The pasture extended on both sides of the line, as did other enclosures in which the servants were required to labor, but with instructions that they should not cross it into the District of Columbia. It was proven that Alice was required to drive the cattle from the pasture to the cow-pen, under the injunction, however, not to cross the line. It was also in evidence that the daily food of the servants was sent from the residence of Mr. McCormick, generally by some member of his white family; and when it was not thus taken to them, there was no alternative but for the servants to go for it, or to fast. This frequently happened, and they often came across the line to their master’s house for the necessaries of life.

Deatail of an 1878 map of the District of Columbia, showing McCormick’s property. On the left is the Anacostia River, on the right is Kenilworth Avenus. (LOC)

In short, the commissioners did not see the situation the same way as McCormick and he was required to comply with the Emancipation Act and free the five enslaved people that had sued for their freedom.

McCormick was married twice: first to Elizabeth Van Horn, with whom he had four children; and then later to Elizabeth Truman Young, with whom he had a further eight.
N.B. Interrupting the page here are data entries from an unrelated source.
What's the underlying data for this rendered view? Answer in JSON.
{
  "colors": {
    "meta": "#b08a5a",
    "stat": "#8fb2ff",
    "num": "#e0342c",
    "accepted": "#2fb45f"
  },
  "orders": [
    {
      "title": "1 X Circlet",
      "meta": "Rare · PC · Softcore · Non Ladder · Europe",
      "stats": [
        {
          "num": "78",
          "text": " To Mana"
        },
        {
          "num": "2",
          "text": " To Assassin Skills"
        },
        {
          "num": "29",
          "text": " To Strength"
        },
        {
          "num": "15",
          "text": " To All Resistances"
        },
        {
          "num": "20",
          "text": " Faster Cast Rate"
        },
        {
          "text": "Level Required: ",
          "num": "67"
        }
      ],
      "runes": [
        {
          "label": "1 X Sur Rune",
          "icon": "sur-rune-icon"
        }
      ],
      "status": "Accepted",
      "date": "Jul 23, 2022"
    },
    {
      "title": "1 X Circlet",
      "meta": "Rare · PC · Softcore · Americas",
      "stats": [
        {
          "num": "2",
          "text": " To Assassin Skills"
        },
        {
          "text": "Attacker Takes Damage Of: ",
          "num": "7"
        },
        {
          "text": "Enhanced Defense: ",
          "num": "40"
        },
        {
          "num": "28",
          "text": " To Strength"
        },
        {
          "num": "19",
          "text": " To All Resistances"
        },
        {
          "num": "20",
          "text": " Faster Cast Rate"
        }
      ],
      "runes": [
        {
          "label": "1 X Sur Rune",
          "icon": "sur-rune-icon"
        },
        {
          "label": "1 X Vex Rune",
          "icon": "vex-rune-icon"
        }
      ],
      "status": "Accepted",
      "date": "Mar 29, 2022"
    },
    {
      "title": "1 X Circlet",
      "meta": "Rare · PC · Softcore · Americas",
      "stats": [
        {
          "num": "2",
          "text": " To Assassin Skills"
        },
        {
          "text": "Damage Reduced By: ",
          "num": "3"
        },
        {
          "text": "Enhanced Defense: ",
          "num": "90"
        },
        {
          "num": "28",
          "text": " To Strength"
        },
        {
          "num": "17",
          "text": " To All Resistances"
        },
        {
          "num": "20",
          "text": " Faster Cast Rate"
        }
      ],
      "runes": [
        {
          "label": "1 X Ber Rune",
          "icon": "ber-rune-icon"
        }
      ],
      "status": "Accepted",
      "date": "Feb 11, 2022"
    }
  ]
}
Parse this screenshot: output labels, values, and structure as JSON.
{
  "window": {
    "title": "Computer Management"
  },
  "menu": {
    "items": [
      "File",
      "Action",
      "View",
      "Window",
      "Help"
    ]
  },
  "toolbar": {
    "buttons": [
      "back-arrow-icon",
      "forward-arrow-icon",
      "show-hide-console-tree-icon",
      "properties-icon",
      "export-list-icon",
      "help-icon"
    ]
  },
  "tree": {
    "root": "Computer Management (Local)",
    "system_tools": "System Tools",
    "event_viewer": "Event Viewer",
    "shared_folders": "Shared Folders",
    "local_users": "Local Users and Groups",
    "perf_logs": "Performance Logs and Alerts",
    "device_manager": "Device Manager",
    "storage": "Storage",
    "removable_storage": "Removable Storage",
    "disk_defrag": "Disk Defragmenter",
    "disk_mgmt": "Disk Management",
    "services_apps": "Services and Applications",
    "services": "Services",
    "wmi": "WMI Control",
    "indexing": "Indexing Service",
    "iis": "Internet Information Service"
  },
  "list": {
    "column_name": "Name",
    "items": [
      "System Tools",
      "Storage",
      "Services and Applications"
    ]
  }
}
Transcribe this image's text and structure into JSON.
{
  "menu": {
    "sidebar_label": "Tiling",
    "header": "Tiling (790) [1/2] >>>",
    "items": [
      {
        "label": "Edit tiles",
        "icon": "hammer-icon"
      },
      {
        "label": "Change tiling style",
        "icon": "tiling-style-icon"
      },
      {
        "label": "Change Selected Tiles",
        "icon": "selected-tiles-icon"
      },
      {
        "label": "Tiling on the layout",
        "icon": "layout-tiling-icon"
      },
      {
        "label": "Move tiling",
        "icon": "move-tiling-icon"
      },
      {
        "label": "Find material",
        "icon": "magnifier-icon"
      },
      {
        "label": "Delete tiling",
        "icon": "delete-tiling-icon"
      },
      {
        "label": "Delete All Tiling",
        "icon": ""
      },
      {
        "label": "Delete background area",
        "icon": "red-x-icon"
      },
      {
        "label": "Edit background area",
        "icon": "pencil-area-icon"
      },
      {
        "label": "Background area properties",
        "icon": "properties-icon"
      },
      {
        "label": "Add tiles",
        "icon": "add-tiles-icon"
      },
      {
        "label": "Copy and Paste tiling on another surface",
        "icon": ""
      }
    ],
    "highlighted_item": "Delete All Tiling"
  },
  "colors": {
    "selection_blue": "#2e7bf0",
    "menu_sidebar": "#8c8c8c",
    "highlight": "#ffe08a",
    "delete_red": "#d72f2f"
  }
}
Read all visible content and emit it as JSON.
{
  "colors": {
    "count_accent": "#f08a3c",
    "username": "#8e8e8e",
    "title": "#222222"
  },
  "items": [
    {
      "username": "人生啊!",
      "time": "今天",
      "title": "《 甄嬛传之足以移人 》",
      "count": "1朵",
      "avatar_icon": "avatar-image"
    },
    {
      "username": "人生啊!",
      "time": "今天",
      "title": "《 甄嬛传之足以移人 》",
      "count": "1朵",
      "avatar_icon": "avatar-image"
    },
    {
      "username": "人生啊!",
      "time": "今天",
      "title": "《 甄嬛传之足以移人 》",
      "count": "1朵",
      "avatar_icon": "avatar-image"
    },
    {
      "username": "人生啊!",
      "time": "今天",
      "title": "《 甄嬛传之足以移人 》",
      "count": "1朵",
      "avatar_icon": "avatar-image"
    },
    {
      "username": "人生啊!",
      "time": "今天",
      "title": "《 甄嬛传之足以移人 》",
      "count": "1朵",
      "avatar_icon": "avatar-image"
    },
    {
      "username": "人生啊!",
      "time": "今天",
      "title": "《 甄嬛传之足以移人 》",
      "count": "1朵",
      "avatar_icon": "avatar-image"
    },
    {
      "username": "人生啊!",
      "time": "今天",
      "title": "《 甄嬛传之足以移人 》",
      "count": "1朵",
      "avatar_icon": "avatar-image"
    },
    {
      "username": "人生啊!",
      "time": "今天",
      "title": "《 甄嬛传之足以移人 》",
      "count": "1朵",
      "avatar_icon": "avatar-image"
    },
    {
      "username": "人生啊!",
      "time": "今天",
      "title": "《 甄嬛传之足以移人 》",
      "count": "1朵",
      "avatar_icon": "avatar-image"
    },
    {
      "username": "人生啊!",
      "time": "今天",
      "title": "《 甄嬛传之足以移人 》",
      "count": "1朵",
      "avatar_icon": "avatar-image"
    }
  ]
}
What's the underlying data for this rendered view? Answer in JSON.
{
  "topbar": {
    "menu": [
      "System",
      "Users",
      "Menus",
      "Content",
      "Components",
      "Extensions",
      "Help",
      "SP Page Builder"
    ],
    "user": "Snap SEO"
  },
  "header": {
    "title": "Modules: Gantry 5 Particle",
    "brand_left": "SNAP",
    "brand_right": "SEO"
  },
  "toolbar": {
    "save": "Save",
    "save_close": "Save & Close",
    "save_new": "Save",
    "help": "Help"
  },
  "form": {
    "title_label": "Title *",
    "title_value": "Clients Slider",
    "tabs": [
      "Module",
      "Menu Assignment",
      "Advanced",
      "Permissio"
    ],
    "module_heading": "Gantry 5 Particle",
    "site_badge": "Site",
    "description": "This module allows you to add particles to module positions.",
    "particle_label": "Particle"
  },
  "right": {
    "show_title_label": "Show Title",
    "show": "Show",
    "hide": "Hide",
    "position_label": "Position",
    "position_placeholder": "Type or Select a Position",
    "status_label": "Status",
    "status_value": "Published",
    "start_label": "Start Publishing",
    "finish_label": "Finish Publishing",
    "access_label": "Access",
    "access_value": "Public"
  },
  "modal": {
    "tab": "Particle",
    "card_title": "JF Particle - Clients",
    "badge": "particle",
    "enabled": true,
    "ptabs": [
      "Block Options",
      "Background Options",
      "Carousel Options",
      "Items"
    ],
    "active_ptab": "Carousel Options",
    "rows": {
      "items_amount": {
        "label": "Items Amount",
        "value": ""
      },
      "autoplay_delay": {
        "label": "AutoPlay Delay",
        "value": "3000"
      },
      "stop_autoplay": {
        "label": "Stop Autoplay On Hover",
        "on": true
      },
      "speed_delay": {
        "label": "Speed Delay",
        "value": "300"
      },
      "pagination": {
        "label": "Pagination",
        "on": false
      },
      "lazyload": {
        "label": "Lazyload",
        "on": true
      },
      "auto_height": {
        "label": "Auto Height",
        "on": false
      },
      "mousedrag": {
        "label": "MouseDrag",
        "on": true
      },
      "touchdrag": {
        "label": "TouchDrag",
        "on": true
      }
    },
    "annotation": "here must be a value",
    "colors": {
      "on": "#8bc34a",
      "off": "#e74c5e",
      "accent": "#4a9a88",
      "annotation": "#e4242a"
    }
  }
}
He died at the ripe old age of 89 in 1891. He was buried in Congressional Cemetery, near his two wives and his father.

His estate is today, on the D.C. side, a piece of wooded land near Kenilworth Aquatic Gardens. On the other side of the District line, it is a WSSC property that contains one small clue to its origins in the name of the road that snakes through it: Andalusia Lane. What happened to the ‘V’ is anybody’s guess.